StructType schema = new StructType()
.add("decimal_18_3_Key", new DecimalType(18,3))
.add("decimal_18_3_Value", new DecimalType(18,3))
.add("decimal_28_3_Key", new DecimalType(28,3))
.add("decimal_28_3_Value", new DecimalType(28,3))
.add("decimal_38_3_Key", new DecimalType(38,3))
.add("decimal_38_3_Value", new DecimalType(38,3));
For the above schema, I got the below exception
Exception in thread "main" java.lang.RuntimeException: java.lang.IndexOutOfBoundsException: Index: 38, Size: 38
at io.delta.kernel.utils.CloseableIterable.inMemoryIterable(CloseableIterable.java:80)
at infa.DeltaKernelTest.commitRow(DeltaKernelTest.java:175)
at infa.DeltaKernelTest.createTableWithSampleData(DeltaKernelTest.java:95)
at infa.DeltaKernelTest.deltaEndToEnd_kernel(DeltaKernelTest.java:66)
at infa.DeltaKernelTest.main(DeltaKernelTest.java:62)
Caused by: java.lang.IndexOutOfBoundsException: Index: 38, Size: 38
at java.util.ArrayList.rangeCheck(ArrayList.java:659)
at java.util.ArrayList.get(ArrayList.java:435)
at java.util.Collections$UnmodifiableList.get(Collections.java:1311)
at io.delta.kernel.defaults.internal.parquet.ParquetSchemaUtils.toParquetType(ParquetSchemaUtils.java:220)
at io.delta.kernel.defaults.internal.parquet.ParquetSchemaUtils.toParquetSchema(ParquetSchemaUtils.java:149)
at io.delta.kernel.defaults.internal.parquet.ParquetFileWriter$1.createOrGetWriteSupport(ParquetFileWriter.java:237)
at io.delta.kernel.defaults.internal.parquet.ParquetFileWriter$1.hasNextRow(ParquetFileWriter.java:205)
at io.delta.kernel.defaults.internal.parquet.ParquetFileWriter$1.writeNextFile(ParquetFileWriter.java:152)
at io.delta.kernel.defaults.internal.parquet.ParquetFileWriter$1.hasNext(ParquetFileWriter.java:136)

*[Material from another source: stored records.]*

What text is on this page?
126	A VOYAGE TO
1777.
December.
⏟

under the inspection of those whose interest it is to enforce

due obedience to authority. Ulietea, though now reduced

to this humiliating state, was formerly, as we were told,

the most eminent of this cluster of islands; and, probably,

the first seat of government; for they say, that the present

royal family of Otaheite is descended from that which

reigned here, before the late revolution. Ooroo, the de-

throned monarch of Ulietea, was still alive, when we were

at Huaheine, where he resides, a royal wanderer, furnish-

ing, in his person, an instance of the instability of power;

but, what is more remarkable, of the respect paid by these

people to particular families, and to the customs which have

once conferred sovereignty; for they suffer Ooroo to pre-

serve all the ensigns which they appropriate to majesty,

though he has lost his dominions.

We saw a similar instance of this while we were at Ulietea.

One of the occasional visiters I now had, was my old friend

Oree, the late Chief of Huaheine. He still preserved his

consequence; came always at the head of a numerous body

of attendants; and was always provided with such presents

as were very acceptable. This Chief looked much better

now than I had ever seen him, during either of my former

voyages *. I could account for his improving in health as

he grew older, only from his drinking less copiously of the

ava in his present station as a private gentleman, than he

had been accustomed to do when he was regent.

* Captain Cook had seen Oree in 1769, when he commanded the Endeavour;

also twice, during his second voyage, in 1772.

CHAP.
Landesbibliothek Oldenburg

at io.delta.kernel.utils.CloseableIterator$1.hasNext(CloseableIterator.java:53)
at io.delta.kernel.utils.CloseableIterable.inMemoryIterable(CloseableIterable.java:71)
... 4 more
@Sandy3094 That is indeed a bug on the default Parquet writer side. Made a PR here to fix it. Thanks for reporting.